The 10/16 Trains Newsletter ( Free if you sign up) has an interesting blog on the Tourist Trains and Local Peruvian Only Trens that serve the Machu Picchu area.

Basis services( ie third class), for Peruvian citizens only start @ $3.50, and run up to $512 for the Deluxe Hiram Bingham Train.

This trip should be on the Bucket List of every lover of travel.


----------



## Seaboard92 (Oct 16, 2017)

My friend Malcolm K. Wrote the article so if you have any questions I can ask him.


----------



## Green Maned Lion (Oct 16, 2017)

I wonder if that would attract Pokémon Go players.


----------



## Deni (Oct 17, 2017)

I've been researching this a little bit as we're thinking of this as our vacation next year. It's too bad they have a rule for Peruvian citizens only on the "local" train because there is no way to have a "regular" train experience in Peru. The only trains available to travelers are the tourist trains, which I'm sure will be fun (friend took them earlier this year and said they were great) but I always like to take normal trains when I travel to get a more genuine experience. I would have liked to have the opportunity to take the tourist train one direction and the local train the other.


----------



## Bob Dylan (Oct 18, 2017)

Deni: if you want to travel with the locals go to Mexico and ride the Copper Canyon Tren between Los,Mochis,and Chihuahua City.

There are 2 trains, a "Local"/ Second Class and the Tourist Train with fancy cars.

Of course it's dangerous in Mexico now due to the Cartels and Banditos, but the Army rides on the Tourist Train to guard it.

Hell-of-a trip, I used to love riding one way on the Local, and the other on the Tourist train!


----------



## Deni (Oct 18, 2017)

That sounds cool (except for the cartels and banditos part).

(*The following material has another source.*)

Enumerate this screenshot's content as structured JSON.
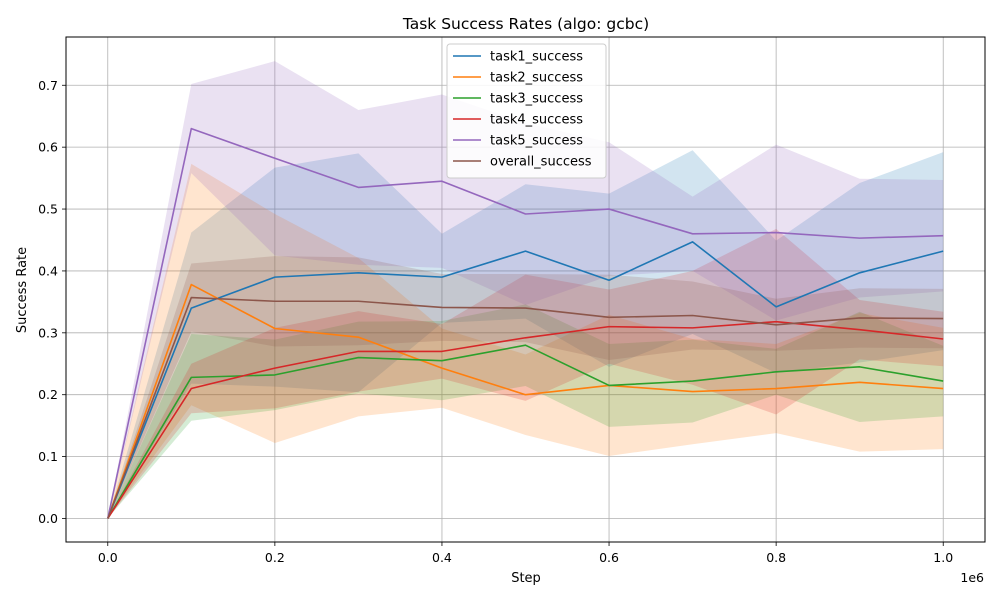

The trains I've been on in SE Asia (Thailand, Vietnam, Myanmar) have always been a cool experience. Rickety old trains with open windows, locals traveling with supplies they picked up in another town, like huge bags of rice or live chickens. At station stops there are people selling snacks to the passengers through the train windows.


----------



## Seaboard92 (Oct 26, 2017)

My friend Malcolm took a regular Peru Rail train. I would have to ask him which one it was though it went to some hydro plant I believe.


----------